Week of Television! Whooo~ Happy March! Birthday Month! Today’s entry is all about my television watching habits.
I watch all sorts of television, animated, live action, sci-fi, thrillers, action, you name it 9/10 I’ll enjoy watching it. The only genre I don’t really like is horror, which is why I struggle with some police shows because they can get pretty gruesome. I absolutely love Criminal Minds and CSI: Miami but I can’t watch them unless I’m with people, and I rarely watch TV with friends so I don’t get to watch those shows as much. I’m a big baby, this is my life :3
I watch television from UK, the US (because it is so widely available) and Asia (primarily Japan, South Korea and Taiwan to supplement my language learning) on a regular basis and in my viewing adventures I’ve found that there are some difference between shows from those three regions.
With creative freedom tends to come teeny budgets and so there are these amazing programs with only three episodes a season (goddamnit Sherlock), or only six a season (IT Crowd). This means I’m rarely able to connect with the characters, or really explore their personalities. We get a glimpse into their world, but rarely get a chance to really connect with them like their American counterparts. Then there’s the big wait once the season’s over till the next one. While I don’t love the mid-season finale format that American shows have, they do serve a purpose which is keeping the audience engaged. For the most part I enjoy watching British Programs, the actors talk in accents I understand and I’m able to follow the topical jokes. Which is always nice.
They tend to have big budgets which make watching interesting. However, because the studios have put so much money in the conception of the show, they pull all sorts of crazy tricks to ensure they get a return of their investment. The biggest symptom is that the show will go on for far too long. It isn’t rare to hear that the original creator has left the show due to ‘creative differences’, which usually means that they don’t see how the original premise can be sustained and they leave. Another terrible thing they do is certain shows is move the episode order around which can leave the show’s narrative feeling a little disjointed. ALSO! American holidays and the way they schedule their shows is so alien to me, what is a mid-season break!?
Sounds like I’m ragging on American shows right? They make up the bulk of my viewing, so it’s easier for me to find lots of things I don’t like. But for every mismanaged show, there are tons of great shows where the studio trusts the creative vision of the writers and great content is made.
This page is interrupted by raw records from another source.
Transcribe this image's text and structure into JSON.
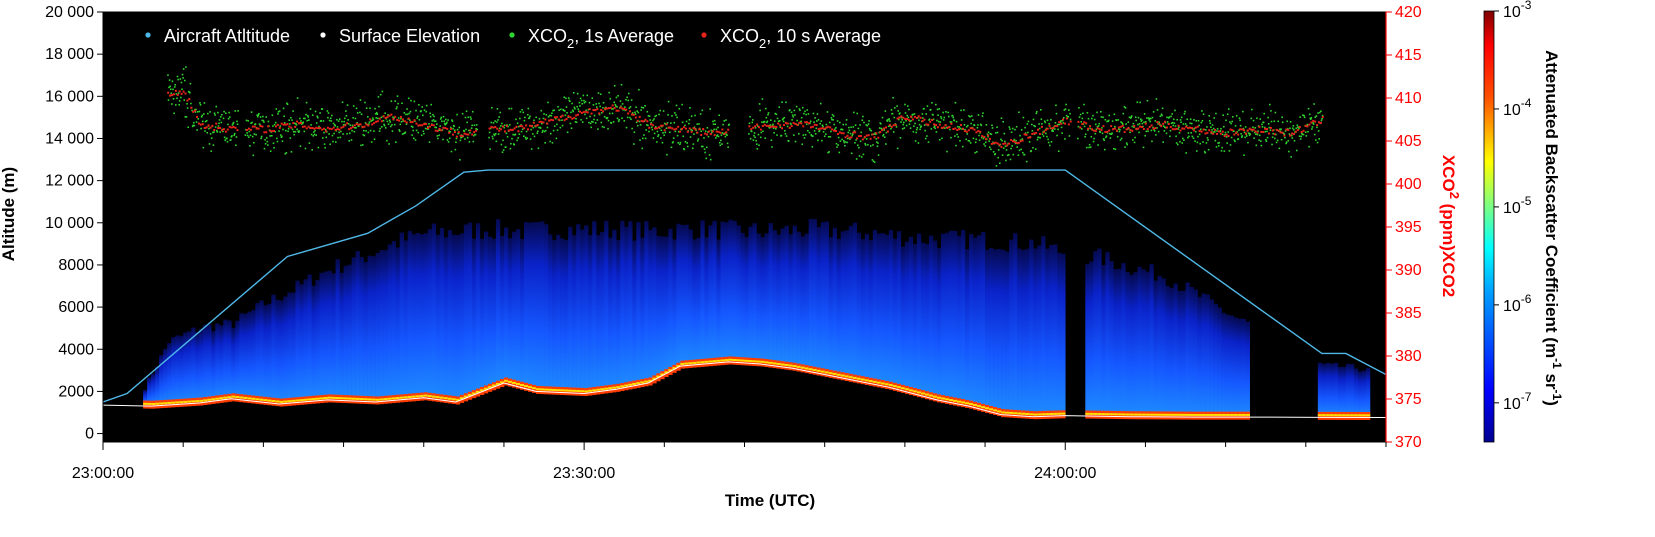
{
  "chart_data": {
    "type": "scatter",
    "xlabel": "Time (UTC)",
    "ylabel_left": "Altitude (m)",
    "ylabel_right": "XCO",
    "ylabel_right_sub": "2",
    "ylabel_right_tail": " (ppm)XCO2",
    "colorbar_label": "Attenuated Backscatter Coefficient (m",
    "colorbar_label_sup1": "-1",
    "colorbar_label_mid": " sr",
    "colorbar_label_sup2": "-1",
    "colorbar_label_end": ")",
    "x_range": [
      "23:00:00",
      "24:20:00"
    ],
    "x_ticks": [
      "23:00:00",
      "23:30:00",
      "24:00:00"
    ],
    "x_tick_minutes": [
      0,
      30,
      60
    ],
    "y_left_range": [
      -400,
      20000
    ],
    "y_left_ticks": [
      0,
      2000,
      4000,
      6000,
      8000,
      10000,
      12000,
      14000,
      16000,
      18000,
      20000
    ],
    "y_left_tick_labels": [
      "0",
      "2000",
      "4000",
      "6000",
      "8000",
      "10 000",
      "12 000",
      "14 000",
      "16 000",
      "18 000",
      "20 000"
    ],
    "y_right_range": [
      370,
      420
    ],
    "y_right_ticks": [
      370,
      375,
      380,
      385,
      390,
      395,
      400,
      405,
      410,
      415,
      420
    ],
    "y_right_tick_labels": [
      "370",
      "375",
      "380",
      "385",
      "390",
      "395",
      "400",
      "405",
      "410",
      "415",
      "420"
    ],
    "colorbar_ticks": [
      {
        "base": "10",
        "exp": "-3",
        "value": -3
      },
      {
        "base": "10",
        "exp": "-4",
        "value": -4
      },
      {
        "base": "10",
        "exp": "-5",
        "value": -5
      },
      {
        "base": "10",
        "exp": "-6",
        "value": -6
      },
      {
        "base": "10",
        "exp": "-7",
        "value": -7
      }
    ],
    "colorbar_range_log10": [
      -7.4,
      -3
    ],
    "legend": [
      {
        "pre": "Aircraft Atltitude",
        "sub": "",
        "post": "",
        "color": "#4fb8e8"
      },
      {
        "pre": "Surface Elevation",
        "sub": "",
        "post": "",
        "color": "#ffffff"
      },
      {
        "pre": "XCO",
        "sub": "2",
        "post": ", 1s Average",
        "color": "#2fd62f"
      },
      {
        "pre": "XCO",
        "sub": "2",
        "post": ", 10 s Average",
        "color": "#e8231b"
      }
    ],
    "legend_placement": "top-left",
    "series": [
      {
        "name": "Aircraft Atltitude",
        "axis": "left",
        "color": "#4fb8e8",
        "x": [
          0,
          1.5,
          11.5,
          16.5,
          19.5,
          22.5,
          24,
          46,
          60,
          76,
          77.5,
          80
        ],
        "y": [
          1500,
          1900,
          8400,
          9500,
          10800,
          12400,
          12500,
          12500,
          12500,
          3800,
          3800,
          2800
        ]
      },
      {
        "name": "Surface Elevation",
        "axis": "left",
        "color": "#ffffff",
        "x": [
          0,
          3,
          6,
          8,
          11,
          14,
          17,
          20,
          22,
          25,
          27,
          30,
          32,
          34,
          36,
          39,
          41,
          43,
          45,
          47,
          49,
          51,
          52,
          54,
          56,
          58,
          60,
          64,
          68,
          72,
          76,
          80
        ],
        "y": [
          1350,
          1300,
          1450,
          1650,
          1400,
          1600,
          1500,
          1700,
          1500,
          2400,
          2000,
          1900,
          2100,
          2400,
          3200,
          3400,
          3300,
          3100,
          2800,
          2500,
          2200,
          1800,
          1600,
          1300,
          900,
          800,
          850,
          800,
          780,
          780,
          770,
          760
        ]
      },
      {
        "name": "XCO2, 10 s Average",
        "axis": "right",
        "color": "#e8231b",
        "x": [
          4,
          5,
          6,
          8,
          10,
          12,
          14,
          16,
          18,
          20,
          22,
          24,
          26,
          28,
          30,
          32,
          34,
          36,
          38,
          40,
          42,
          44,
          46,
          48,
          50,
          52,
          54,
          56,
          58,
          60,
          62,
          64,
          66,
          68,
          70,
          72,
          74,
          76
        ],
        "y": [
          410.5,
          411,
          407,
          406.5,
          406.5,
          407,
          406.5,
          407,
          408,
          407,
          406,
          406.5,
          406.5,
          407.5,
          408.5,
          409,
          407,
          406.5,
          406,
          406.5,
          407,
          407,
          406,
          405.5,
          408,
          407,
          406.5,
          404.5,
          406,
          407.5,
          406.5,
          406.5,
          407,
          406.5,
          406,
          406.5,
          406,
          407.5
        ]
      },
      {
        "name": "XCO2, 1s Average",
        "axis": "right",
        "color": "#2fd62f",
        "x": [
          4,
          5,
          6,
          8,
          10,
          12,
          14,
          16,
          18,
          20,
          22,
          24,
          26,
          28,
          30,
          32,
          34,
          36,
          38,
          40,
          42,
          44,
          46,
          48,
          50,
          52,
          54,
          56,
          58,
          60,
          62,
          64,
          66,
          68,
          70,
          72,
          74,
          76
        ],
        "y": [
          410.5,
          411,
          407,
          406.5,
          406.5,
          407,
          406.5,
          407,
          408,
          407,
          406,
          406.5,
          406.5,
          407.5,
          408.5,
          409,
          407,
          406.5,
          406,
          406.5,
          407,
          407,
          406,
          405.5,
          408,
          407,
          406.5,
          404.5,
          406,
          407.5,
          406.5,
          406.5,
          407,
          406.5,
          406,
          406.5,
          406,
          407.5
        ],
        "spread_ppm": 2.5
      }
    ],
    "backscatter_top_profile": {
      "x": [
        2.5,
        4,
        6,
        8,
        10,
        12,
        14,
        16,
        18,
        20,
        22,
        24,
        26,
        28,
        30,
        32,
        34,
        36,
        38,
        40,
        42,
        44,
        46,
        48,
        50,
        52,
        54,
        56,
        58,
        60,
        62,
        64,
        66,
        68,
        70,
        72,
        74,
        76,
        78,
        79
      ],
      "y": [
        2300,
        4600,
        5300,
        5500,
        6500,
        7300,
        8200,
        8800,
        9500,
        10000,
        10100,
        10200,
        10100,
        10200,
        10200,
        10200,
        10100,
        10200,
        10200,
        10100,
        10100,
        10200,
        10100,
        10000,
        9800,
        9700,
        9700,
        9600,
        9500,
        9000,
        8800,
        8300,
        7900,
        7000,
        6000,
        5200,
        4200,
        3400,
        3300,
        3100
      ]
    },
    "backscatter_gaps_minutes": [
      [
        60,
        61.2
      ],
      [
        71.5,
        75.5
      ]
    ],
    "colors": {
      "background": "#000000",
      "left_axis": "#000000",
      "right_axis": "#ff0000"
    }
  }
}
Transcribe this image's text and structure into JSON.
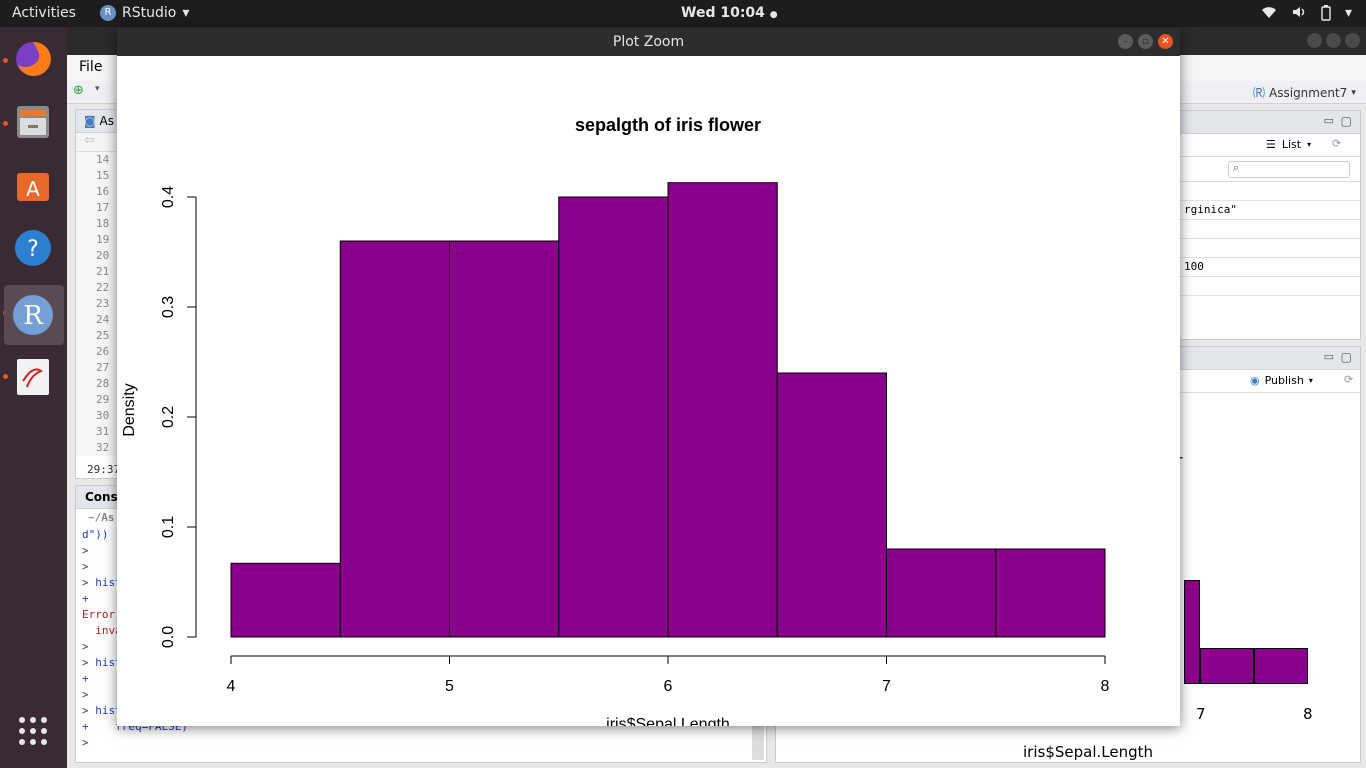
{
  "topbar": {
    "activities": "Activities",
    "app_name": "RStudio",
    "app_icon_letter": "R",
    "clock": "Wed 10:04"
  },
  "rstudio": {
    "menu_file": "File",
    "project": "Assignment7",
    "source_tab": "As",
    "line_numbers": [
      "14",
      "15",
      "16",
      "17",
      "18",
      "19",
      "20",
      "21",
      "22",
      "23",
      "24",
      "25",
      "26",
      "27",
      "28",
      "29",
      "30",
      "31",
      "32"
    ],
    "cursor_pos": "29:37",
    "console_tab": "Conso",
    "console_path": "~/As",
    "console_lines": [
      {
        "text": "d\"))",
        "cls": "blue"
      },
      {
        "text": ">",
        "cls": "blue"
      },
      {
        "text": ">",
        "cls": "blue"
      },
      {
        "text": "> hist",
        "cls": "blue"
      },
      {
        "text": "+",
        "cls": "blue"
      },
      {
        "text": "Error",
        "cls": "red"
      },
      {
        "text": "  inva",
        "cls": "red"
      },
      {
        "text": ">",
        "cls": "blue"
      },
      {
        "text": "> hist",
        "cls": "blue"
      },
      {
        "text": "+",
        "cls": "blue"
      },
      {
        "text": ">",
        "cls": "blue"
      },
      {
        "text": "> hist",
        "cls": "blue"
      },
      {
        "text": "+    freq=FALSE)",
        "cls": "blue"
      },
      {
        "text": "> ",
        "cls": "blue"
      }
    ],
    "env_view": "List",
    "env_rows": [
      "",
      "rginica\"",
      "",
      "",
      "100",
      ""
    ],
    "publish": "Publish",
    "bg_plot_title_fragment": "r",
    "bg_xlabel": "iris$Sepal.Length",
    "bg_ticks": [
      "7",
      "8"
    ]
  },
  "zoom": {
    "window_title": "Plot Zoom"
  },
  "chart_data": {
    "type": "bar",
    "title": "sepalgth of iris flower",
    "xlabel": "iris$Sepal.Length",
    "ylabel": "Density",
    "bins": [
      {
        "x0": 4.0,
        "x1": 4.5,
        "density": 0.067
      },
      {
        "x0": 4.5,
        "x1": 5.0,
        "density": 0.36
      },
      {
        "x0": 5.0,
        "x1": 5.5,
        "density": 0.36
      },
      {
        "x0": 5.5,
        "x1": 6.0,
        "density": 0.4
      },
      {
        "x0": 6.0,
        "x1": 6.5,
        "density": 0.413
      },
      {
        "x0": 6.5,
        "x1": 7.0,
        "density": 0.24
      },
      {
        "x0": 7.0,
        "x1": 7.5,
        "density": 0.08
      },
      {
        "x0": 7.5,
        "x1": 8.0,
        "density": 0.08
      }
    ],
    "xlim": [
      4,
      8
    ],
    "ylim": [
      0,
      0.4
    ],
    "xticks": [
      "4",
      "5",
      "6",
      "7",
      "8"
    ],
    "yticks": [
      "0.0",
      "0.1",
      "0.2",
      "0.3",
      "0.4"
    ],
    "bar_color": "#8b008b",
    "grid": false
  }
}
I love these because they are very self-contained, they go into production knowing they have a certain number of episodes and so the plot is usually very tight to fit it all in. The downside is that because they know they have a certain number of episodes the temptation is to wrap everything up in a neat bow and give everyone a super happy ending. In some shows this is great, in others not so much. I’ve actually only seen one drama (from Taiwan) that had an ambiguous ending that worked really well.
I don’t have a favourite region, I just like what I like!